U-Roy’s Burial Slated For May 19 At Dovecot Memorial
Late veteran toaster Ewart ‘U-Roy’ Beckford will be buried at Dovecot Memorial on Wednesday, May 19. There will also be a viewing at Perry’s Funeral Home for the Wear You to the Ball singer beginning Monday, May 17 so that the public can say their final farewells to the beloved singer.
The burial will be at 1 pm on Wednesday.
“I want to thank Minister Olivia Grange for her help in organising the viewing and the arrangements. We understand that the COVID-19 restrictions caused this long delay and at this moment, we are just grateful that we can send him off in dignified manner befitting his status in Jamaican music,” Daddy U-Roy’s partner of forty-plus years, Marcia Smikle, told DancehallMag.
All the arrangements are being handled by Perry’s Funeral Home but there will be no traditional funeral service and the event will not be live-streamed. Nonetheless, U-Roy’s send-off promises to be an “exciting bashment event” befitting a musical icon of Daddy U Roy’s stature.
Daddy U-Roy is survived by 16 children. Smikle, who is in her 60s, had lived with the artist for 41 years. They didn’t conceive any children together, but he raised Smikle’s child – from a previous relationship – as his own.

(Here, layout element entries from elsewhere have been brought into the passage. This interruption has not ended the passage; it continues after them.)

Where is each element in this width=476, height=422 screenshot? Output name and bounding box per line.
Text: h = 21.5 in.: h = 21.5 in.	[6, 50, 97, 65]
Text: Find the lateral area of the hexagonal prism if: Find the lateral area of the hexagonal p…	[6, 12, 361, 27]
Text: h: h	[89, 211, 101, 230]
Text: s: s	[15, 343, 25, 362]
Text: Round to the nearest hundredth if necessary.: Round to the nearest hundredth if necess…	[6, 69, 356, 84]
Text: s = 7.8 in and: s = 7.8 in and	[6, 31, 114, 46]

Daddy U-Roy passed away on February 17. The veteran toaster helped transform Jamaican music through an innovative vocal improvisation process known as ‘toasting’ where he expanded the role of D.J. into someone who didn’t just play and introduce records but added their own verve and vocal ability to the product. He was 78.
U Roy had been receiving treatment for diabetes and high blood pressure conditions. He also suffered from kidney problems.

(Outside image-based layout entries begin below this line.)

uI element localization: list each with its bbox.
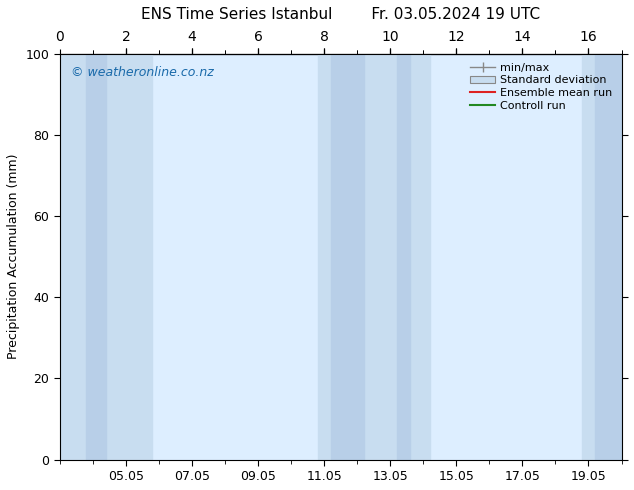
Title: ENS Time Series Istanbul        Fr. 03.05.2024 19 UTC: ENS Time Series Istanbul Fr. 03.05.2024 … xyxy=(141,7,540,22)
Bar xyxy=(60,54,152,460)
Y-axis label: Precipitation Accumulation (mm): Precipitation Accumulation (mm) xyxy=(7,154,20,360)
Text: © weatheronline.co.nz: © weatheronline.co.nz xyxy=(71,66,214,79)
Bar xyxy=(331,54,364,460)
Bar xyxy=(595,54,621,460)
Legend: min/max, Standard deviation, Ensemble mean run, Controll run: min/max, Standard deviation, Ensemble me… xyxy=(467,59,616,114)
Bar xyxy=(86,54,106,460)
Bar xyxy=(318,54,430,460)
Bar xyxy=(582,54,621,460)
Bar xyxy=(397,54,410,460)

Beckford was the first toaster to popularize the form through a series of successful releases on the Duke Reid label gaining a wider audience for toasting. This approach to production and the remixing of previously recorded tracks with a new vocal influenced the early hip-hop pioneers such as Kool Herc.
Beckford’s first two singles released on Duke Reid’s Treasure Isle label were iconic smash hits. Those singles, Wake the Town (1970) and Wear You to the Ball (1970), dominated the airwaves and established his reputation as one of Jamaica’s most popular toasters.
One of his most significant achievements was the establishment of his own sound system which he named Stur Gav after his sons in 1978. The sound system would then launch the careers of a younger generation of toasters and singers including Ranking Joe, Jah Screw, Charlie Chaplin and Josey Wales.
He was conferred an Order of Distinction for his contribution to Jamaican music. U Roy’s most recent album is Pray Fi Di People which was released in 2012.